Send us your poor, your huddled masses, yearning to PAYE … but seriously, migrant workers bring with them a host of tax headaches. Simon Massey highlights the main issues

The tax rules on employing migrant workers are complex to say the least. Employers may think they have tackled the worse of it once they have checked their work permits and training certificates. But tax issues are just as important as the legal hurdles, and an employer who neglects them may be in for a rude awakening.

To some extent the procedures for taking on migrant workers are the same as those for UK workers. A self-employed non-UK resident still needs to comply with the Construction Industry Scheme regulations, and may need assistance with registrations. If not self-employed, they will need to be taken on to your payroll. This can be time-consuming, as there are a series of registrations necessary to join the UK tax club.

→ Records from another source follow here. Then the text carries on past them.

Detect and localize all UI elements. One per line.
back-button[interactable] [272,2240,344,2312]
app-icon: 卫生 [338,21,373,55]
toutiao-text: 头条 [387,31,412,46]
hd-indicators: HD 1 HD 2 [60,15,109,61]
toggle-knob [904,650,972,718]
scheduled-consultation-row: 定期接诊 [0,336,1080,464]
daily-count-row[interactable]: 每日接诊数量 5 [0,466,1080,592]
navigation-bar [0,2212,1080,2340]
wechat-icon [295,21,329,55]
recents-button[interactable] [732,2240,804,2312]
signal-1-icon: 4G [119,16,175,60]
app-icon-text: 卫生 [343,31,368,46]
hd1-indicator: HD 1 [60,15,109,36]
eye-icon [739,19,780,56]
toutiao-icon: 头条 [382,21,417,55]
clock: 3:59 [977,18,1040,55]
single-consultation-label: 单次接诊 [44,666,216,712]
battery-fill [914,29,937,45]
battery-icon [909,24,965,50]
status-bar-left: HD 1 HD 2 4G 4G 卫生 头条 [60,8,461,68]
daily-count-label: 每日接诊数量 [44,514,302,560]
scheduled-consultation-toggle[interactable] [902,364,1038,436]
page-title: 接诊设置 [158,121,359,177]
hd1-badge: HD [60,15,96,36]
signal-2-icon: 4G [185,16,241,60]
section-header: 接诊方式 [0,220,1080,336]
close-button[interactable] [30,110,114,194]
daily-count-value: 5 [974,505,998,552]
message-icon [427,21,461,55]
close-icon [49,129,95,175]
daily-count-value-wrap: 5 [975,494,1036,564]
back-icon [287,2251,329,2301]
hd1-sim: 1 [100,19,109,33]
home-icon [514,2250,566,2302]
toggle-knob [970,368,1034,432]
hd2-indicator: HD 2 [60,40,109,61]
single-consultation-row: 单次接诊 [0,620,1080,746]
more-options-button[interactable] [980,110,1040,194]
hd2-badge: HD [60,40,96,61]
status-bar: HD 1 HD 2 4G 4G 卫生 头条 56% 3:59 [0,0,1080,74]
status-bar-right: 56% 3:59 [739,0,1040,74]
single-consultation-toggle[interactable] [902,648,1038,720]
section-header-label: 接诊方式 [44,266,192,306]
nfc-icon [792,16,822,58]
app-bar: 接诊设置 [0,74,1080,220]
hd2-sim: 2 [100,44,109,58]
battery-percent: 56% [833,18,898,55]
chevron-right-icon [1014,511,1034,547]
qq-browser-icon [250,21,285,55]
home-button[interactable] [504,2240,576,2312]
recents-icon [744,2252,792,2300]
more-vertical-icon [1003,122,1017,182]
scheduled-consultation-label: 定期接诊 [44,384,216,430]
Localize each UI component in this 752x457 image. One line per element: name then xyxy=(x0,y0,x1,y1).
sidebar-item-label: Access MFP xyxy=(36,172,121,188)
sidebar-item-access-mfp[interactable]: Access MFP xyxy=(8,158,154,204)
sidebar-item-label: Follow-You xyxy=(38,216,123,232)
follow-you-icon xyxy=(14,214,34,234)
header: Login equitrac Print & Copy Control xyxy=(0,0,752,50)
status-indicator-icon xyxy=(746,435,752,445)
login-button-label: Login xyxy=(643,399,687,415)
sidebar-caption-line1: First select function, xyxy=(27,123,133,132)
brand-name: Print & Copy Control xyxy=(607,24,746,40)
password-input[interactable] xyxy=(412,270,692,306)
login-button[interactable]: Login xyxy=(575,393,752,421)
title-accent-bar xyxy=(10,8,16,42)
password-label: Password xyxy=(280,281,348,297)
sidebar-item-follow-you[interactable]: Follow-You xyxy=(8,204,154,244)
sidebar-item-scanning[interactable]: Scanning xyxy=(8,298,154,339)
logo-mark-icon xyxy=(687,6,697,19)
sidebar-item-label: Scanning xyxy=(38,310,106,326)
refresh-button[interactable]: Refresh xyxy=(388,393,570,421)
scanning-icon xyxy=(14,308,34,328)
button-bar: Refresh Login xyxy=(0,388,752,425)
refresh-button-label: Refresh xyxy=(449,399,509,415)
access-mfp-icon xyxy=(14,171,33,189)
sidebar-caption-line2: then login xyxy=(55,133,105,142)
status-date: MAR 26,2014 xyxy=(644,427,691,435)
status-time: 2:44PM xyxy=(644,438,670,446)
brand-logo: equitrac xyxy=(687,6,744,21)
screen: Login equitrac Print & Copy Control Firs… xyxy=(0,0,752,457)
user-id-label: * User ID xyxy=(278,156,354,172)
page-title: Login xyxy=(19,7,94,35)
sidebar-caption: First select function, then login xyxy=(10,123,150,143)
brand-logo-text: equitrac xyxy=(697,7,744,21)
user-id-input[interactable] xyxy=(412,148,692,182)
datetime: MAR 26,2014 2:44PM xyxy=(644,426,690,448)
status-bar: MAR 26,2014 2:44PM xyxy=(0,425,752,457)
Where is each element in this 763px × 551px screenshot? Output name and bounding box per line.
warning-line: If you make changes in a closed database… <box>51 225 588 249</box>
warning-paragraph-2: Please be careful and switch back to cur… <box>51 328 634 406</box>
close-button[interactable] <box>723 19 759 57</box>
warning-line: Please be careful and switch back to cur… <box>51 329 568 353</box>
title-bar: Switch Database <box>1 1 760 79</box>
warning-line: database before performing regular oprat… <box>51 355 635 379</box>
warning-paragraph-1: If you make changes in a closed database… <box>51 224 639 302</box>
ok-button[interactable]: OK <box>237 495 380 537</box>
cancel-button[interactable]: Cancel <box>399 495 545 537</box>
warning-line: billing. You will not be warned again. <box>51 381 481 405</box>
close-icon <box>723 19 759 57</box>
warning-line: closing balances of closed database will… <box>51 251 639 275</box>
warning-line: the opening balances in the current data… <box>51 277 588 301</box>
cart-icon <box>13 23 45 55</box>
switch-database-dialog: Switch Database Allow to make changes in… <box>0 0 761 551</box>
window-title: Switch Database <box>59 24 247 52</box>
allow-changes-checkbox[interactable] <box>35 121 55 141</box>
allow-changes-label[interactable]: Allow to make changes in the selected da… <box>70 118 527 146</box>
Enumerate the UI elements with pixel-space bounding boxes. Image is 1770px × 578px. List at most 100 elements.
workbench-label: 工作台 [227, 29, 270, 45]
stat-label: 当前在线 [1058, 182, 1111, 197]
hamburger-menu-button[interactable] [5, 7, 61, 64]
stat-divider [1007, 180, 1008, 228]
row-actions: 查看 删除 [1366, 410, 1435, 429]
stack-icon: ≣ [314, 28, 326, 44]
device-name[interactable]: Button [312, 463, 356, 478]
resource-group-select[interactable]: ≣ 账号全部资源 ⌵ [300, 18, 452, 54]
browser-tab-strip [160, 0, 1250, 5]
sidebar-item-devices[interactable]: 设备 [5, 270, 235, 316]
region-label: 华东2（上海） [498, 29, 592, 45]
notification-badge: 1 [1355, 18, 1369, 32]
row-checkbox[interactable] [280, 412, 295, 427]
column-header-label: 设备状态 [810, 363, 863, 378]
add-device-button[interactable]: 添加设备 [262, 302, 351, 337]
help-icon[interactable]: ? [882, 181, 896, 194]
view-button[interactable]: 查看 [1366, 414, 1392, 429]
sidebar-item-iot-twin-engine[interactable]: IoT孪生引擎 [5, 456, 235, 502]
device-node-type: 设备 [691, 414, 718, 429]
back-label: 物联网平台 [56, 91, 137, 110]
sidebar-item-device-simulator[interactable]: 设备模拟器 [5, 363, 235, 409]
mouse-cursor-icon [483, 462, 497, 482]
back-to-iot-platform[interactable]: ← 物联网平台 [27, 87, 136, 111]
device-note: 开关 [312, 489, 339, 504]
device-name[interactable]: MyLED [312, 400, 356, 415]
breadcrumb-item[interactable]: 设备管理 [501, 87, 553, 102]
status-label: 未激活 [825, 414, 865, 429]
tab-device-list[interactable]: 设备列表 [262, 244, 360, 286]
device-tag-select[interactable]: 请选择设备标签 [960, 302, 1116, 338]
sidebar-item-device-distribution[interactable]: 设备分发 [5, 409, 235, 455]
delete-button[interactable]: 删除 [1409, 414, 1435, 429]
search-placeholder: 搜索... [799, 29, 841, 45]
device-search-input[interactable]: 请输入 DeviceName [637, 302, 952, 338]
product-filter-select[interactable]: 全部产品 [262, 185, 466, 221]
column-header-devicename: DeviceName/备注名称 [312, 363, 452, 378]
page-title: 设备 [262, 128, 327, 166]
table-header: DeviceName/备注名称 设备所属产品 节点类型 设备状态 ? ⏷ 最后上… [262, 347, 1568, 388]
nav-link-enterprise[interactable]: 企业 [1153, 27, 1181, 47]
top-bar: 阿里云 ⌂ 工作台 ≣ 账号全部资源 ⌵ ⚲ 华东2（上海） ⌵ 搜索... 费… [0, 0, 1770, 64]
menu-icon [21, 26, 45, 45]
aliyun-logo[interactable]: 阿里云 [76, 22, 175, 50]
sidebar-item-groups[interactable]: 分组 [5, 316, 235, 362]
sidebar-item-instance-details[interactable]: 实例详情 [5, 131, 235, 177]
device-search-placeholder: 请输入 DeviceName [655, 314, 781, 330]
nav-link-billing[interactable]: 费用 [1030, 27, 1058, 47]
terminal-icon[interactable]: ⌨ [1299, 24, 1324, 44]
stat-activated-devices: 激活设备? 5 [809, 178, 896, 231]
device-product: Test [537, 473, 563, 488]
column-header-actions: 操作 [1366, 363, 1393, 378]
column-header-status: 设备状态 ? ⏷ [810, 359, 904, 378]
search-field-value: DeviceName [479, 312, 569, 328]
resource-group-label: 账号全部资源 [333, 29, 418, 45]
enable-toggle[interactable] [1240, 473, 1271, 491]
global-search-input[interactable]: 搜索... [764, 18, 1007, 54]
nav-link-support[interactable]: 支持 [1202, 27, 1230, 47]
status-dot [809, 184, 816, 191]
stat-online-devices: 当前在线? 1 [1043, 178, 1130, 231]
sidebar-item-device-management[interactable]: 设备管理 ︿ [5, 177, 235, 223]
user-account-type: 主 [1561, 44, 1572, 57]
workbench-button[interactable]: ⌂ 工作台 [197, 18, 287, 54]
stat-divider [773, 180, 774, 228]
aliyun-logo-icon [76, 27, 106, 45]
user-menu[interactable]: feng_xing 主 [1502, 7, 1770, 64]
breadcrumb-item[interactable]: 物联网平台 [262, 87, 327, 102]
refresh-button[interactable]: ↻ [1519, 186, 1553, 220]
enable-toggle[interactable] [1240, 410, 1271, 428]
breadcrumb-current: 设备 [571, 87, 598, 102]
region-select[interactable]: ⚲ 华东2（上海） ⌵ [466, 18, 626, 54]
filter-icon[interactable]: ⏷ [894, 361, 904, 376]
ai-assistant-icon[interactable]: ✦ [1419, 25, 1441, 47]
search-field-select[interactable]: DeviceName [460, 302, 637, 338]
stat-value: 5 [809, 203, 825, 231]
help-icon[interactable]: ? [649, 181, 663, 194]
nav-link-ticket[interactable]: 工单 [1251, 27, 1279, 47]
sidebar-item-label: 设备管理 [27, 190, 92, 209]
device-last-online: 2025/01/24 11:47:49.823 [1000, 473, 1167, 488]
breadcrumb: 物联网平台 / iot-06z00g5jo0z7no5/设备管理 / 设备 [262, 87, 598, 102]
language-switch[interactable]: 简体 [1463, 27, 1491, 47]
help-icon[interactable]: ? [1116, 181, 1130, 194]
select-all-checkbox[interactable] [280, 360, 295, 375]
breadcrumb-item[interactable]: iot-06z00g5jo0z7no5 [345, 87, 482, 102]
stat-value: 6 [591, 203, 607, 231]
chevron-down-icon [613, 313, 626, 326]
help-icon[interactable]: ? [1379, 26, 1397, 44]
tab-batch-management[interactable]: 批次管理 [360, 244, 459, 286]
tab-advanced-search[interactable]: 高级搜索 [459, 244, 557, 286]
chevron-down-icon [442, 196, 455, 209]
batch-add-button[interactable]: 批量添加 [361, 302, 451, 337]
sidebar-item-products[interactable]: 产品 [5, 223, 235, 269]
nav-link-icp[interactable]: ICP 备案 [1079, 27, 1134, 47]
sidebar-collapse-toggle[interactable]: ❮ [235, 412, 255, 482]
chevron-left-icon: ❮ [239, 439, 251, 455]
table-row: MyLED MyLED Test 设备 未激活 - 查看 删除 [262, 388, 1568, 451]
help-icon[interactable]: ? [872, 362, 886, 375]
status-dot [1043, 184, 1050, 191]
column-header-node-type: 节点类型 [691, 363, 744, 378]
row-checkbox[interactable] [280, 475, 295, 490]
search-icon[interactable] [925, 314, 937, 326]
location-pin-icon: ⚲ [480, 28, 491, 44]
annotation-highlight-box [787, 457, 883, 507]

All migrant workers need to be registered with HM Revenue & Customs and to have obtained a National Insurance number. Usually, the person needing the National Insurance number needs to apply for it in person at their local Job Centre Plus. All of this is essential to be paid legally. An employer would operate “emergency” tax and need to deduct NI from the worker’s wages and therefore it needs the NI number to ensure this is all allocated appropriately.

If the worker is only in the UK for a short period of time (60 days is the shortest cut-off period) then the rules are even more complex. The worker is likely to remain in their domestic tax system while paying UK taxes as well, which could lead to personal cash flow issues and the need to work with two systems.

If the worker is not in the UK for any length of time then it may be that they do not have a liability to tax. If a worker is in the UK for fewer than 183 days in a tax year, they are not tax resident. Employers beware, however: this does not take away their obligation to deduct PAYE tax and NI from the worker’s wages, as the PAYE regulations are written in a much more stringent manner.

There are also situations where the worker might be resident for tax purposes in both their home country and the UK, or at least have an obligation to file tax returns in both places. Quite commonly, where someone is in two jurisdictions then they would not have to pay twice the amount of tax, but the tax deducted in the UK would be available to set against any liability they may have in their home country. Unfortunately for the worker concerned, it is not possible to choose which is your “home” country – that is, the country with the lower rate of tax, as there are clauses in the tax treaties between the UK and many countries that set out where a person is tax-resident.

The worker staying fewer than 60 days is likely to remain in their domestic tax system while paying UK taxes as well, which could lead to personal cash flow issues

Finally, with regard to social security or NI contributions, there is an ability in most European jurisdictions to choose for about 12 months (possibly extendable for a further 12 months) to remain in the home jurisdiction for social security national contributions. This requires specific election to be filed with the relevant social security department – for the UK this is a particular office of HM Revenue & Customs in Newcastle upon Tyne – and can be quite a cumbersome process.

Obviously if the home country contributions are lower, then it may be worthwhile staying in that system. The UK employer however faces the complication of dealing with a foreign government department for the contributions, and that may prove to be challenging for some.

This is a complex matter and there are a number of variables which might determine whether someone is in or outside of the UK for tax purposes. There is therefore no substitute for obtaining professional advice before employing migrant workers.

With the construction boom not likely to slow down anytime soon and the ever-increasing availability of skilled migrant workers, employers are likely to become very familiar with these procedures over the next 12 months. Given past performance we can expect the Revenue to tighten procedures for migrant workers even further to clampdown on any perceived abuses.

Employers in the construction industry, like any other employers, can expect their fair share of extra administration to deal with on top of just getting the job done.